9. Implement new revenue structures to account for AI’s growing share of the economy
If AI is responsible for a large share of economic output (causing labor’s share to decline), governments might require new revenue streams to complement income tax. Another of David Gamage’s proposals is exploring a "low-rate business wealth tax" as a complement to income taxes. His reasoning: "Income taxes face accounting manipulation; wealth taxes face asset valuation challenges. Using both makes the system harder to avoid" for highly profitable enterprises.
Gamage analogizes this system to the fee structures that certain asset managers charge clients: "the wealth tax functions as a management fee for providing legal infrastructure protecting accumulated capital, while the income tax serves as a performance fee for profits generated in state markets." This idea represents one way that governments might adapt to changes in the value of human labor, although we think there are many more ideas to be explored in this area.
Continuing the conversation
Earlier this fall, Anthropic announced a $10 million commitment to scale up the Economic Futures Program. This investment will support rigorous empirical research on AI's economic impacts and policy ideas, as well as expand our Symposia series—beginning with an event in London this November, which follows our September event in DC.

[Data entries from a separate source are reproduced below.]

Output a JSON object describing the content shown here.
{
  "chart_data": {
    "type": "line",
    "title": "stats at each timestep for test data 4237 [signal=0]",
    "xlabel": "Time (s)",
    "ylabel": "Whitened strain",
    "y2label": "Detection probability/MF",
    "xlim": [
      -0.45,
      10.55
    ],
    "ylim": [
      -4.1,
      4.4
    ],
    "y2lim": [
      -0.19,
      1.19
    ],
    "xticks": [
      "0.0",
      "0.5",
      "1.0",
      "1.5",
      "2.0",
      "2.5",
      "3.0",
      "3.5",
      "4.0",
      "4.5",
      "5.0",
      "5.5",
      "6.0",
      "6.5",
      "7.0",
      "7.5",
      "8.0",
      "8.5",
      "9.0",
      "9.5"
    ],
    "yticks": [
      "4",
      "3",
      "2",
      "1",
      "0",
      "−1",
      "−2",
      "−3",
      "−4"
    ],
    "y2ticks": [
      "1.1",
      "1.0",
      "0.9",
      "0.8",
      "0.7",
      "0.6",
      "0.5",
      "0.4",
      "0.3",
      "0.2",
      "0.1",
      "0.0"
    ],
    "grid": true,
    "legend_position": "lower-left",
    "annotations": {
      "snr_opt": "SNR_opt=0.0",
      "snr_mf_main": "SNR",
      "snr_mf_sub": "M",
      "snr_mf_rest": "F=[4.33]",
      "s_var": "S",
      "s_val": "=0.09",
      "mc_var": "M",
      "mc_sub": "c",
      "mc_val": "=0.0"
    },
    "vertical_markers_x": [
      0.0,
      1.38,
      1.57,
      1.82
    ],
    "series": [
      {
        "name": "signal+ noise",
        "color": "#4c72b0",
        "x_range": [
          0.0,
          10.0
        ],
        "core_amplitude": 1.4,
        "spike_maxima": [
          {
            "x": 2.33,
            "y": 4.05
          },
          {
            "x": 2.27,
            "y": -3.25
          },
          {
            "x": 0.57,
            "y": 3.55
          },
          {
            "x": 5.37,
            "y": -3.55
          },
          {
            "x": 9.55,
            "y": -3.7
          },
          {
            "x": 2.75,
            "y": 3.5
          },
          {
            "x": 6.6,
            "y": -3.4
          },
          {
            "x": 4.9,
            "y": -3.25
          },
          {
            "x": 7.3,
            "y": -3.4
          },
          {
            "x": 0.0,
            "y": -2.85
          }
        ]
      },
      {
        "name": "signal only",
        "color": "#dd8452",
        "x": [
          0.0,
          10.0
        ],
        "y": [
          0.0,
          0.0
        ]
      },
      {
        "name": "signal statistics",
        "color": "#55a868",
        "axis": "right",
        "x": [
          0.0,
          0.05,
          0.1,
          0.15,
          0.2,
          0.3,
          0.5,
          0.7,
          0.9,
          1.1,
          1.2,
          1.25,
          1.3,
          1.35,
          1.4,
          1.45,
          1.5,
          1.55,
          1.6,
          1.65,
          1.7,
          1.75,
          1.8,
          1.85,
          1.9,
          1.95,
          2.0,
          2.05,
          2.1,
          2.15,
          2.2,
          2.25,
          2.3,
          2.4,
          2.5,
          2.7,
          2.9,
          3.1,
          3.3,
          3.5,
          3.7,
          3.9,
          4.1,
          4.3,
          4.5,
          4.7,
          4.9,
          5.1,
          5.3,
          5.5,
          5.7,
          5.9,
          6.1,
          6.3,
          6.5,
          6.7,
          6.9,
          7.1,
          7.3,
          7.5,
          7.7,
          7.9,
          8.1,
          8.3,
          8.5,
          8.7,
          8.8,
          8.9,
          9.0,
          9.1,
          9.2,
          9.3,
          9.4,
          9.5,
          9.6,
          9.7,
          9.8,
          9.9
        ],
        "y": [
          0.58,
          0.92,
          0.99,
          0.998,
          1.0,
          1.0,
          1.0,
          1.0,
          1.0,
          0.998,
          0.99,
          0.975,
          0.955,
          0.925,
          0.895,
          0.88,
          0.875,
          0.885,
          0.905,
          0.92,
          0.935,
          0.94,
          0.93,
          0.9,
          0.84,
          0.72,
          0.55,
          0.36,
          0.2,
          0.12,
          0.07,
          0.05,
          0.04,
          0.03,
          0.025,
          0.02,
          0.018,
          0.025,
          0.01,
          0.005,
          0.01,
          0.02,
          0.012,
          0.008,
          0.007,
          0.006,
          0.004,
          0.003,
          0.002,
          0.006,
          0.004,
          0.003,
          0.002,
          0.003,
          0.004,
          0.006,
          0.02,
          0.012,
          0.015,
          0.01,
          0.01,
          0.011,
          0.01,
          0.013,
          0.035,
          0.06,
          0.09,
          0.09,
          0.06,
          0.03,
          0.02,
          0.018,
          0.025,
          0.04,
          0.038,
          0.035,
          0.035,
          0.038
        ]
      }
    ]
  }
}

None of the ideas outlined here represent definitive recommendations. They are starting points for deeper research, policy development, and public debate. The economic effects of AI remain uncertain in both timing and magnitude, and different scenarios will require different responses.
What's clear, though, is that proactive engagement between researchers, policymakers, and the AI industry is essential. By exploring these options now—before we know the shape of AI’s economic effects—we can better prepare for a range of possible futures, and ensure that workers and communities are well-placed to benefit from the full potential of AI.
Most of the policy ideas discussed in this post have emerged from proposals from or conversations with members of Anthropic's Economic Advisory Council, participants in our Economic Futures Symposia, and independent researchers. They do not all necessarily represent Anthropic's policy positions.